Speaking of brains, is anyone else screaming inside their own right now? Experiencing a full-fledged horror-movie montage of every time you’ve scrolled on Instagram in the bathroom stall, or sent Facebook messages during meetings, or looked through trending Twitter hashtags to give you a mid-day laugh? I’ve never done these things because I am a perfect angel when it comes to social media in workplace habits. Just kidding—I’m very guilty, and I am internally melting down about what I previously believed to be mind mind-cleansing breaks. It’s daunting to think that those check-ins just create work that’s inherently unproductive.
So, to give your brain real TLC while on the job, the first step is to set clear boundaries with your technology. I purposely bury my Instagram app three pages deep on my phone’s home screen in a folder labeled “Travel,” just so I can’t impulse check it every 15 minutes. (And when I do have that impulse, it takes me several scrolls and a handful of seconds to actually access the app, helping me check in with myself about my intention.) To lessen your natural nomophobia (that’s a fancy word for FOMO), you also might want to turn off your notifications.

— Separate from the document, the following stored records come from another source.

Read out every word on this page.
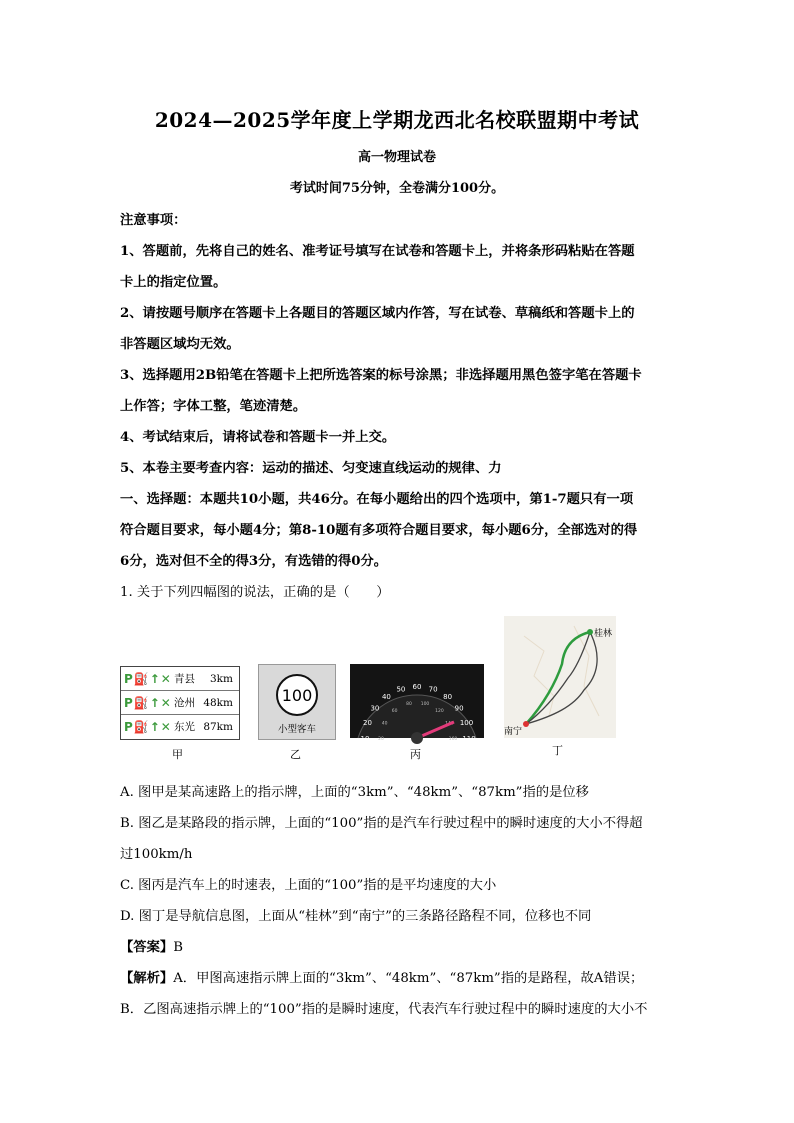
2024—2025学年度上学期龙西北名校联盟期中考试
高一物理试卷
考试时间75分钟，全卷满分100分。
注意事项：
1、答题前，先将自己的姓名、准考证号填写在试卷和答题卡上，并将条形码粘贴在答题
卡上的指定位置。
2、请按题号顺序在答题卡上各题目的答题区域内作答，写在试卷、草稿纸和答题卡上的
非答题区域均无效。
3、选择题用2B铅笔在答题卡上把所选答案的标号涂黑；非选择题用黑色签字笔在答题卡
上作答；字体工整，笔迹清楚。
4、考试结束后，请将试卷和答题卡一并上交。
5、本卷主要考查内容：运动的描述、匀变速直线运动的规律、力
一、选择题：本题共10小题，共46分。在每小题给出的四个选项中，第1-7题只有一项
符合题目要求，每小题4分；第8-10题有多项符合题目要求，每小题6分，全部选对的得
6分，选对但不全的得3分，有选错的得0分。
1. 关于下列四幅图的说法，正确的是（　　）
P⛽↑✕ 青县	3km
P⛽↑✕ 沧州 48km
P⛽↑✕ 东光 87km
甲
100
小型客车
乙
10
20
30
40
50 60 70
80
90
100
110
20
40
60
80 100
120
160
丙
桂林
南宁
丁
A. 图甲是某高速路上的指示牌，上面的“3km”、“48km”、“87km”指的是位移
B. 图乙是某路段的指示牌，上面的“100”指的是汽车行驶过程中的瞬时速度的大小不得超
过100km/h
C. 图丙是汽车上的时速表，上面的“100”指的是平均速度的大小
D. 图丁是导航信息图，上面从“桂林”到“南宁”的三条路径路程不同，位移也不同
【答案】B
【解析】A．甲图高速指示牌上面的“3km”、“48km”、“87km”指的是路程，故A错误；
B．乙图高速指示牌上的“100”指的是瞬时速度，代表汽车行驶过程中的瞬时速度的大小不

The real trick for identifying a break that will actually restore you, though, is finding a complete substitute for a social media check-in. When you find yourself dulled by the workday and tempted to check Facebook, redirect to an activity that’ll actually give your brain a rest. Taking a walk in nature can help reduce stress, and if you’re an urban-dweller, a walk around the block counts, too. Or maybe allow yourself five minutes of meditation at your desk to improve your focus. Even the simple act of daydreaming or reflecting on positive memories can help banish bad feelings when you’re mid-workday.